En mi opinion elegiria la Hp (todos excepto uno son de hp y estoy muy feliz) el servicio tecnico muy atentos, si es por via mail y no se soluciona el problema te llaman, si lo envias a hp tardan poco en repararlo 
un saludo


----------



## geronimollanos (May 19, 2011)

Yo personalmente me quedo con HP (NO Compaq, estas son las betatester de HP).

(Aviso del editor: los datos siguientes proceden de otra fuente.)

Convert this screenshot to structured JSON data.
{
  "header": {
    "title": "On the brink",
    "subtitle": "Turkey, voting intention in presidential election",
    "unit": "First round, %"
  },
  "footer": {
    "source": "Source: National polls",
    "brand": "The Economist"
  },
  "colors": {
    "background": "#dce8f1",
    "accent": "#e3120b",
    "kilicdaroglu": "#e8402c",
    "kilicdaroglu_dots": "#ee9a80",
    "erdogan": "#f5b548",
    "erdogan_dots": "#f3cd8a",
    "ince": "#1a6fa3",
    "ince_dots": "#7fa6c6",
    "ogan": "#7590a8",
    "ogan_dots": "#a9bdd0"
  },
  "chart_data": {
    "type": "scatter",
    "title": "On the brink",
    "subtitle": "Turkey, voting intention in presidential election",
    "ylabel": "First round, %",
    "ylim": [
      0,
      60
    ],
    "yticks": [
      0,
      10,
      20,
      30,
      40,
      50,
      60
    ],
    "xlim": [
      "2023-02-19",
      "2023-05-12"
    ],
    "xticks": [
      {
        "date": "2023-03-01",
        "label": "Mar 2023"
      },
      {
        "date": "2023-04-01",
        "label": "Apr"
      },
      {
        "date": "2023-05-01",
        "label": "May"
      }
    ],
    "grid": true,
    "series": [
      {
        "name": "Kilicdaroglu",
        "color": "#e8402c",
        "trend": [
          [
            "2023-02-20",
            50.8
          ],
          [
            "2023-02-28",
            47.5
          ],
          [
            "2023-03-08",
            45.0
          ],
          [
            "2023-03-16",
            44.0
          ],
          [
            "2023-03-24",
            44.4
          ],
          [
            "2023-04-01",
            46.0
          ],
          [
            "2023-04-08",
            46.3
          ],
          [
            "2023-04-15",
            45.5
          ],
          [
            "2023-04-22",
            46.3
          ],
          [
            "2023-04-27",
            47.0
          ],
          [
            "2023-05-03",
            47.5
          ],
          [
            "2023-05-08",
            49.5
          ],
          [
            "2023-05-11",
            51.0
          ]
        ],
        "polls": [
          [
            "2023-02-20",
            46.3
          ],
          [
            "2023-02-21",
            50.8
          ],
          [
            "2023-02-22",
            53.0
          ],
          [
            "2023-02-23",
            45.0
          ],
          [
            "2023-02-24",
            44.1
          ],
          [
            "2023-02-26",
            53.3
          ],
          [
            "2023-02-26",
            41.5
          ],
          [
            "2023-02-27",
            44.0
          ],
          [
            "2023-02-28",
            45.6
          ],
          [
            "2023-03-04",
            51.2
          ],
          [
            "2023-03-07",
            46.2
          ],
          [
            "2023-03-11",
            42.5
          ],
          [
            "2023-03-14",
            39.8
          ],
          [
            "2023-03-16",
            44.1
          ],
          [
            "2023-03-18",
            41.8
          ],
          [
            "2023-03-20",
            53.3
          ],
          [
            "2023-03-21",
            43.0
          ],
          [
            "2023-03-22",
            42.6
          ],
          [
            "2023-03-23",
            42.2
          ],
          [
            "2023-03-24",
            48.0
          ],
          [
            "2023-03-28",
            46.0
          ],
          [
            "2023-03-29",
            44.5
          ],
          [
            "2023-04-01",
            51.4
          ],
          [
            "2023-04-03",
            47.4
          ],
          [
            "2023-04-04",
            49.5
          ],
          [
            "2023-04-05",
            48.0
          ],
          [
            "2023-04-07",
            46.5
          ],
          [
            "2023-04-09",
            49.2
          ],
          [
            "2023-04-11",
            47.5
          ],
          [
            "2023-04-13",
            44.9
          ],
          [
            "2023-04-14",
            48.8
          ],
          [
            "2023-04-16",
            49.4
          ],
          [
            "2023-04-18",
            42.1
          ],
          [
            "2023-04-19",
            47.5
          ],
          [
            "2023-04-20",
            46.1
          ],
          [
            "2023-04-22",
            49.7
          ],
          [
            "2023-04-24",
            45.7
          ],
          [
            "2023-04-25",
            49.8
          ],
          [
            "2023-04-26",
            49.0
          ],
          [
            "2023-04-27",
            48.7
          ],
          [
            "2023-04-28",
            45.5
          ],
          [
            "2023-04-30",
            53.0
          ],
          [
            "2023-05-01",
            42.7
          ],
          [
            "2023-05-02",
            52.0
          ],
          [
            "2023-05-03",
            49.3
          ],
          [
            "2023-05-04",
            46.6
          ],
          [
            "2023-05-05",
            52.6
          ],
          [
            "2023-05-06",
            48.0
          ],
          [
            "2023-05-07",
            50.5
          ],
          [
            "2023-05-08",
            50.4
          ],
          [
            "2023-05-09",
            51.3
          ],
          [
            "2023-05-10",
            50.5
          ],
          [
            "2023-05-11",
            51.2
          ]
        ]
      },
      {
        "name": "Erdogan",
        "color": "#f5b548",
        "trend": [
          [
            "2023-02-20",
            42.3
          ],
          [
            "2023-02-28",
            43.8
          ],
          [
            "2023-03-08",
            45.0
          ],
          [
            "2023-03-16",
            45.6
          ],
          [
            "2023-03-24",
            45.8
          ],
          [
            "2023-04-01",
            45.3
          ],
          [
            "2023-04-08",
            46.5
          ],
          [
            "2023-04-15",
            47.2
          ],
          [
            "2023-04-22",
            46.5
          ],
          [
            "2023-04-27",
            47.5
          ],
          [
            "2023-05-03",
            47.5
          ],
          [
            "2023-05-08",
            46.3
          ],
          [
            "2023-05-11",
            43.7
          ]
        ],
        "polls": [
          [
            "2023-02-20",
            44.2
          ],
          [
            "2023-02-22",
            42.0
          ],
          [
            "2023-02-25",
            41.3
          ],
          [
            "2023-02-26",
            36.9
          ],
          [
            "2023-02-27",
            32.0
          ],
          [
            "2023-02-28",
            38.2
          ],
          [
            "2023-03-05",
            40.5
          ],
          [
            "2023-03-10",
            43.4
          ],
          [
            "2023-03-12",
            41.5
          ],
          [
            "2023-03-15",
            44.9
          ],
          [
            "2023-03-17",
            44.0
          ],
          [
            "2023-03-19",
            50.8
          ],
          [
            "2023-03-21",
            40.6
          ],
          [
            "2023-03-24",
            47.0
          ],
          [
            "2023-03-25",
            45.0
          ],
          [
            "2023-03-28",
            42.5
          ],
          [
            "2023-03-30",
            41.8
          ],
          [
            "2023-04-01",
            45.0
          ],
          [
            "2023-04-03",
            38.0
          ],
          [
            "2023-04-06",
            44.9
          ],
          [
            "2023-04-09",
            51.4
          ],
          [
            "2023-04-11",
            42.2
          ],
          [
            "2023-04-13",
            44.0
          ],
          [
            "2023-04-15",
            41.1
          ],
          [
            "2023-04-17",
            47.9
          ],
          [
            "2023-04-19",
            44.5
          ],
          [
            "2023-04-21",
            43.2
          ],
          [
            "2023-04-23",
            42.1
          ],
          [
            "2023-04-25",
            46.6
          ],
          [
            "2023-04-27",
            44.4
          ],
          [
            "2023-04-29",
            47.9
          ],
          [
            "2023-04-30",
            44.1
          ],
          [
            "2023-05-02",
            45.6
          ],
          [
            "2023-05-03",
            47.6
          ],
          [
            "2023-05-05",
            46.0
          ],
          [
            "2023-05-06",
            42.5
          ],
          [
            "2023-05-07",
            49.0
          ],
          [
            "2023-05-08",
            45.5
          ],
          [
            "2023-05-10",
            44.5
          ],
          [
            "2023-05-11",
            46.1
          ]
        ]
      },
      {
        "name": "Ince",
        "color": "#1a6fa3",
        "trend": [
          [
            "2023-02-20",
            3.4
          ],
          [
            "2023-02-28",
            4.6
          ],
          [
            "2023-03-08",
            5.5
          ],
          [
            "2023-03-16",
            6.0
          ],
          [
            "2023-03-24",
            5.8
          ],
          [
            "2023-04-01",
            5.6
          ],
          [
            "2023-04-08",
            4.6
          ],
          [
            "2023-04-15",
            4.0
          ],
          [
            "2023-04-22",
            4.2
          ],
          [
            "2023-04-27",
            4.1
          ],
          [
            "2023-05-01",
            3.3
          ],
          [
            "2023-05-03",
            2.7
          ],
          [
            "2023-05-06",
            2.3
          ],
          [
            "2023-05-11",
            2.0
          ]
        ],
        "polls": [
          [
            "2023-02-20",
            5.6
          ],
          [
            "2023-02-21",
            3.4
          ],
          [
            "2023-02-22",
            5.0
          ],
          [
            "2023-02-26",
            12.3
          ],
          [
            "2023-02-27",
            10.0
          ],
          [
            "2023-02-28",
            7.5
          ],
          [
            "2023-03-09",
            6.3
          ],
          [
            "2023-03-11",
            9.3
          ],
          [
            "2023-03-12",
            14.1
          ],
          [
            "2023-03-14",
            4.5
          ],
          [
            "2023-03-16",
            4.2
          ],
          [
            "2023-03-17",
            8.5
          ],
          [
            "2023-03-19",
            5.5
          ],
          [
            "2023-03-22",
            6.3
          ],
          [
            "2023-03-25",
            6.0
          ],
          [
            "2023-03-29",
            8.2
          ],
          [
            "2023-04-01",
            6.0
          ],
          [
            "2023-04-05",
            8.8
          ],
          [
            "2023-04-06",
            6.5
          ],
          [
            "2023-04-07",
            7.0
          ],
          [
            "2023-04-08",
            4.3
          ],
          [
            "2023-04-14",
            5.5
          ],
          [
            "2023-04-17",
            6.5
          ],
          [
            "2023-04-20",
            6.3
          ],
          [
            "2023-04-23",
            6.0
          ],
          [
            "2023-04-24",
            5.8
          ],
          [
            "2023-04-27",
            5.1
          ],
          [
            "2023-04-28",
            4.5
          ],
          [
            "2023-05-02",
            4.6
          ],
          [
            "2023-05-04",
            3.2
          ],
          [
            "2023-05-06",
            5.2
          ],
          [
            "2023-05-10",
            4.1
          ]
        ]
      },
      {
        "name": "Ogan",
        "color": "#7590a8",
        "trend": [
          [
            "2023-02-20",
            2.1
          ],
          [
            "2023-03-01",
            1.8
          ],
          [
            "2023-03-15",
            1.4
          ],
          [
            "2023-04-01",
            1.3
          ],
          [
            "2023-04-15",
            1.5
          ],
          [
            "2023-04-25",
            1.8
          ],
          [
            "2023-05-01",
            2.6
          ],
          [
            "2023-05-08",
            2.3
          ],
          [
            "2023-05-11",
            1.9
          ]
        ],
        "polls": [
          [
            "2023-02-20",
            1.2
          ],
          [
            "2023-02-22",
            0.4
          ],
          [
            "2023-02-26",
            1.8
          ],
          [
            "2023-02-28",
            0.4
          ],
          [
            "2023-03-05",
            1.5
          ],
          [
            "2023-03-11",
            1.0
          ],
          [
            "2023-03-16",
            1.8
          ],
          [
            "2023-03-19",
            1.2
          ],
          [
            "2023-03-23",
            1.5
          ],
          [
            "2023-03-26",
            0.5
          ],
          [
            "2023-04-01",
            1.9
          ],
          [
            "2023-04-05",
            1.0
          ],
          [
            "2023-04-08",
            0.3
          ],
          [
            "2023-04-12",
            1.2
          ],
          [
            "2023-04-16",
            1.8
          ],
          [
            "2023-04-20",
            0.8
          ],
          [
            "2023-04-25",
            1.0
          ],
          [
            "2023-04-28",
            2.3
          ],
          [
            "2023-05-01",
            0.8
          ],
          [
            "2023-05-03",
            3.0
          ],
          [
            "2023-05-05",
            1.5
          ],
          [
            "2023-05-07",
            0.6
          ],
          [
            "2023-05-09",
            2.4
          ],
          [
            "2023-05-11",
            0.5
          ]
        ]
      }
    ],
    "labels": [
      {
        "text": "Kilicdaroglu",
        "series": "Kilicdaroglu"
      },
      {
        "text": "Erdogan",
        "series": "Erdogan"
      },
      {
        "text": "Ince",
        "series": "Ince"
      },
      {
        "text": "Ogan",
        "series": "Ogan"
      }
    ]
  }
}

Pero DELL no es mala marca, es mas se esta imponiendo en el mercado.
Y si, hay mucha diferencia entre Core2 Duo y un I3. Hice pruebas con los dos y esta lejos mucho mas rapido el I3 que el Core2 Duo.
Saludos!


----------



## jerry101 (Jun 4, 2011)

Me da gusto que te hayas decidido por la dell aunque personalmente no la haya probado, las hp aunque suelen ofrecer muchas cosas (lujo incluido), tienen problemas de sobrecalentamiento, por lo que despues de algun tiempo se dañan las soldaduras del chip de video y necesitarás que se le haga reballing


----------



## geronimollanos (Jun 4, 2011)

jerry101 dijo:


> Me da gusto que te hayas decidido por la dell aunque personalmente no la haya probado, las hp aunque suelen ofrecer muchas cosas (lujo incluido), tienen problemas de sobrecalentamiento, por lo que despues de algun tiempo se dañan las soldaduras del chip de video y necesitarás que se le haga reballing



Creo que se confunden HP con Compaq (segunda marca de HP) hasta ahora no he reparado un solo copro de video en HP TODOS Compaq. Aclaro por las dudas.
Saludos!


----------



## jerry101 (Jun 4, 2011)

geronimollanos dijo:


> Creo que se confunden HP con Compaq (segunda marca de HP) hasta ahora no he reparado un solo copro de video en HP TODOS Compaq. Aclaro por las dudas.
> Saludos!



Pues la verdad la mayor parte de computadoras que han llegado al taller con fallas son HP al igual que las compaq, tambien llegan mucho las acer chequen este link tal vez sirva de algo http://www.facebook.com/note.php?note_id=182609854394 y por aca hay otro enlace interesante http://www.qportatil.com/cual-es-la-mejor-marca-de-laptops/ por lo cual se podrán dar cuenta que HP es de las menos fiables


----------



## Neodymio (Jun 13, 2011)

geronimollanos dijo:


> Creo que se confunden HP con Compaq (segunda marca de HP) hasta ahora no he reparado un solo copro de video en HP TODOS Compaq. Aclaro por las dudas.
> Saludos!



Tengo Compaq y me paso eso de la soldadura, por suerte la garantia me lo cubrió.
Igual lei en la pagina de HP que las PC con problema eran tanto Compaq como HP, como si vendiesen lo mismo con distinto nombre para diferenciar HP de Compaq.
Igualmente el 70% de las notebooks que conozco son HP incluso las usan gente del rubro.


----------



## ehbressan (Jun 23, 2011)

Hola Neodymio, en Dell si podès personalizar. Lo que te pasò, es que comprastes en Fravega, y Fravega NO es Dell. Para personalizarla, la tenès que comprar a traves de la pàgina de Dell. Fràvega tiene en stock màquinas ya armadas por Dell, que ellos no pueden, ni les interesa, ni serìa redituable, etc.etc.etc, personalizar.
Sds.


----------